Banyak faktor yang membuat saya mengambil sikap ini. Faktor ekonomi bukanlah satu-satunya alasan mengapa saya jarang makan. Saat ekonomi sedang baik pun saya tetap tidak makan. Seekor ulat yang “menjijikkan”, ketika ingin mengubah dirinya menjadi seekor kupu-kupu yang indah, maka ia tidak makan selama 40 hari 40 malam. Sang ulat akan ber-“khalwat” di dalam kepompong sampai hari terakhir, yang pada akhirnya dia akan memiliki sepasang sayap yang indah dan ia pun dapat terbang dengan lincah. Ular yang buas pun tidak makan jika ia ingin memperoleh kulit baru yang lebih indah (proses ecdysis). Nabi Isa pernah mengatakan,
Kosongkanlah perutmu dan tanggalkanlah keinginan-keinginan jasadmu agar hatimu dapat melihat Allah. [Jami’ al-Sa’adat 2:7]
Rasulullah saaw bersabda,
"Cahaya hikmah itu adalah lapar, sedangkan yang menjauhkan dari Allah itu adalah kenyang dan yang mendekatkan kepada Allah itu adalah cinta pada orang-orang miskin dan mendekati mereka, karenanya janganlah kalian (selalu) kenyang agar tidak dipadamkan cahaya makrifah dari diri kalian". [Biharul Anwar]

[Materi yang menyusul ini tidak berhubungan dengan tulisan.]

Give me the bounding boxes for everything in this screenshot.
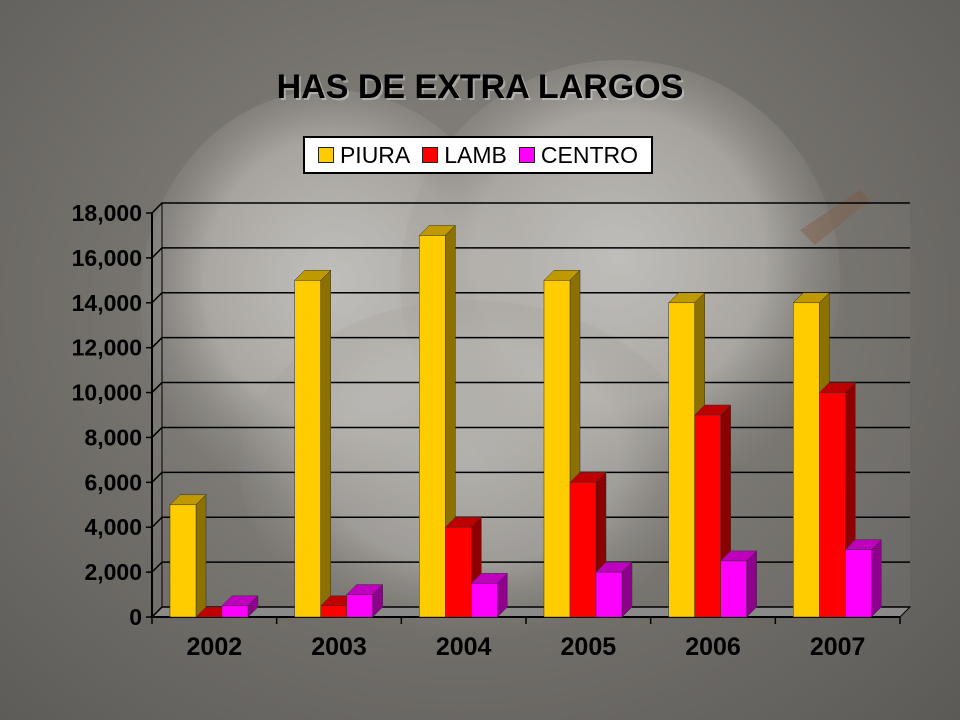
legend-swatch-piura — [317, 147, 334, 163]
y-tick-label: 6,000 — [84, 469, 142, 495]
bar-centro-2003 — [346, 594, 373, 618]
y-tick-label: 8,000 — [84, 424, 142, 450]
y-tick-label: 18,000 — [72, 200, 142, 226]
y-tick-label: 14,000 — [72, 290, 142, 316]
legend-item-piura: PIURA — [317, 141, 411, 169]
y-tick-label: 2,000 — [84, 559, 142, 585]
legend-label-lamb: LAMB — [444, 141, 507, 168]
y-tick-label: 10,000 — [72, 380, 142, 406]
bar-centro-2004 — [471, 583, 498, 618]
bar-lamb-2007 — [819, 392, 846, 618]
bar-piura-2002-side — [195, 494, 207, 618]
y-tick-label: 16,000 — [72, 245, 142, 271]
legend-swatch-centro — [518, 147, 535, 163]
bar-centro-2007-side — [871, 539, 882, 618]
x-tick-label: 2005 — [561, 633, 617, 661]
bar-piura-2005 — [543, 280, 571, 618]
bar-piura-2006 — [668, 302, 695, 618]
bar-piura-2002 — [169, 504, 197, 618]
legend-label-piura: PIURA — [339, 141, 411, 168]
bar-lamb-2006 — [694, 414, 721, 618]
x-tick-label: 2007 — [810, 633, 866, 661]
bar-lamb-2005 — [569, 482, 597, 618]
x-tick-label: 2004 — [436, 633, 492, 661]
legend-item-centro: CENTRO — [518, 141, 639, 169]
legend-label-centro: CENTRO — [540, 141, 639, 168]
legend-swatch-lamb — [422, 147, 439, 163]
bar-piura-2003-side — [320, 269, 331, 618]
bar-centro-2005 — [595, 571, 623, 618]
bar-centro-2007 — [845, 549, 872, 618]
bar-piura-2007 — [793, 302, 820, 618]
bar-centro-2006-side — [746, 550, 757, 618]
bar-centro-2006 — [720, 560, 747, 618]
x-tick-label: 2006 — [685, 633, 741, 661]
x-tick-label: 2002 — [187, 633, 243, 661]
chart-title: HAS DE EXTRA LARGOS — [276, 68, 684, 106]
y-tick-label: 12,000 — [72, 335, 142, 361]
bar-piura-2003 — [294, 280, 321, 618]
bar-lamb-2004 — [445, 526, 472, 618]
chart-legend: PIURA LAMB CENTRO — [303, 136, 653, 174]
x-tick-label: 2003 — [311, 633, 367, 661]
bar-piura-2004 — [419, 235, 446, 618]
bar-centro-2005-side — [621, 561, 633, 618]
y-tick-label: 0 — [129, 604, 142, 630]
bar-centro-2002 — [221, 605, 249, 618]
bar-lamb-2003 — [320, 605, 347, 618]
y-tick-label: 4,000 — [84, 514, 142, 540]
legend-item-lamb: LAMB — [422, 142, 507, 169]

Imam Ja’far al-Shadiq berkata,
Rasa lapar laksana bumbu bagi orang-orang beriman, sarana penguat jiwa, makanan bagi kalbu dan penunjang bagi kesehatan. [Imam Ja’far al-Shadiq, Misbah al-Syari’ah. Jami’ al-Ahadits]
Tak satupun yang lebih memudaratkan orang-orang mu’min ketimbang banyaknya makan, karena yang demikian itu mewariskan dua kejelekan : kesatnya hati dan bangkitnya syahwat. [Jami’ al-Sa’adat 2:7]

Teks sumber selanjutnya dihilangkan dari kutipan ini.